The natives of these islands are not very different in appearance from their Melanesian cousins in New Guinea, as would be expected in islands in such close proximity with rather frequent cultural contacts across the narrow, intervening waters. Dialects, tribal customs and traditions, and the life vary somewhat, but the western shores of New Britain, the eastern shores of the Huon Peninsula, and the intervening islands have all developed a common culture pattern.

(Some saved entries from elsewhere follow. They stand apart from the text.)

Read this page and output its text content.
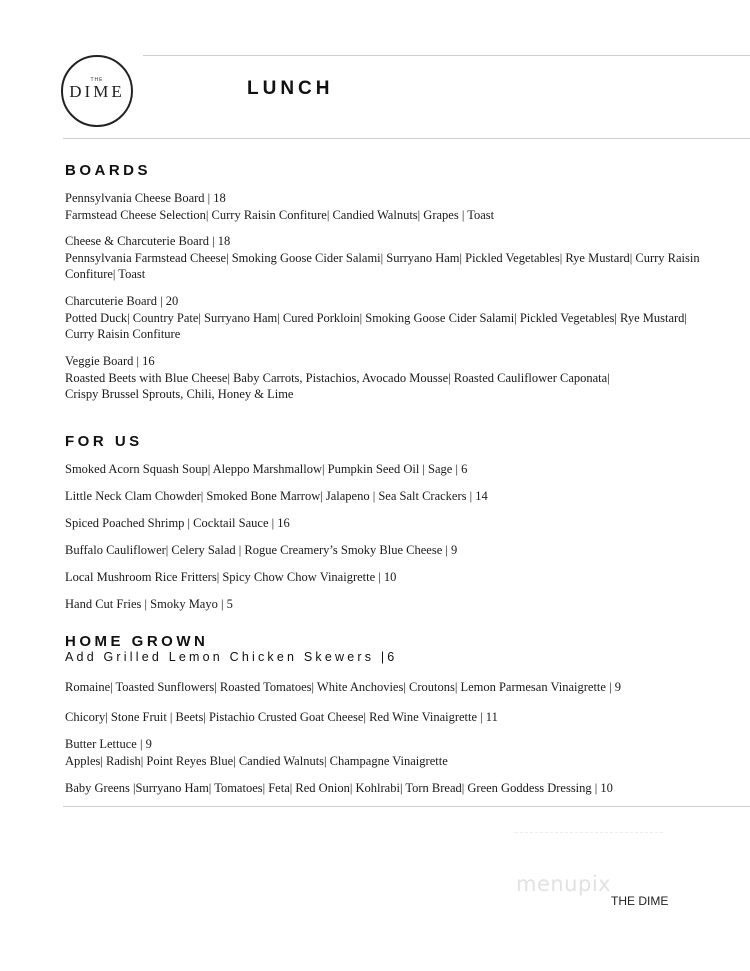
THE
DIME	LUNCH
BOARDS

Pennsylvania Cheese Board | 18

Farmstead Cheese Selection| Curry Raisin Confiture| Candied Walnuts| Grapes | Toast

Cheese & Charcuterie Board | 18

Pennsylvania Farmstead Cheese| Smoking Goose Cider Salami| Surryano Ham| Pickled Vegetables| Rye Mustard| Curry Raisin Confiture| Toast

Charcuterie Board | 20

Potted Duck| Country Pate| Surryano Ham| Cured Porkloin| Smoking Goose Cider Salami| Pickled Vegetables| Rye Mustard| Curry Raisin Confiture

Veggie Board | 16

Roasted Beets with Blue Cheese| Baby Carrots, Pistachios, Avocado Mousse| Roasted Cauliflower Caponata|

Crispy Brussel Sprouts, Chili, Honey & Lime

FOR US
Smoked Acorn Squash Soup| Aleppo Marshmallow| Pumpkin Seed Oil | Sage | 6
Little Neck Clam Chowder| Smoked Bone Marrow| Jalapeno | Sea Salt Crackers | 14
Spiced Poached Shrimp | Cocktail Sauce | 16
Buffalo Cauliflower| Celery Salad | Rogue Creamery’s Smoky Blue Cheese | 9
Local Mushroom Rice Fritters| Spicy Chow Chow Vinaigrette | 10
Hand Cut Fries | Smoky Mayo | 5
HOME GROWN
Add Grilled Lemon Chicken Skewers |6
Romaine| Toasted Sunflowers| Roasted Tomatoes| White Anchovies| Croutons| Lemon Parmesan Vinaigrette | 9
Chicory| Stone Fruit | Beets| Pistachio Crusted Goat Cheese| Red Wine Vinaigrette | 11

Butter Lettuce | 9

Apples| Radish| Point Reyes Blue| Candied Walnuts| Champagne Vinaigrette

Baby Greens |Surryano Ham| Tomatoes| Feta| Red Onion| Kohlrabi| Torn Bread| Green Goddess Dressing | 10
menupix
THE DIME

Copra, or the dried meat of the coconut, is by far the most important commercial product of the archipelago. Its future in the sphere of plantation agriculture, however, does not seem very promising, owing to competition from other sources of supply, labor difficulties in the region, and the increasing use of vegetable-oil substitutes, such as cottonseed oil and peanut oil. Just before the Second World War the Agricultural Experiment Station at Rabaul was experimenting with a variety of other plantation crops, but the outlook at the time was not very hopeful as far as finding other mainstays was concerned.
Coffee, tea, derris root (for the insecticide rotenone), and a new variety of sisal from East Africa were thought to have possibilities. The war, however, put an end to these experiments, and the task of rebuilding is still far from complete. On the whole, it would seem that these islands enjoy certain advantages over New Guinea in the matter of fertile, volcanic soils, but suffer from rough topography, wet climate, and the absence of valuable mineral resources. The capital of the Territory of New Guinea will probably remain at Rabaul in spite of its vulnerable situation close to an active volcano, although a shift to Lae has been proposed.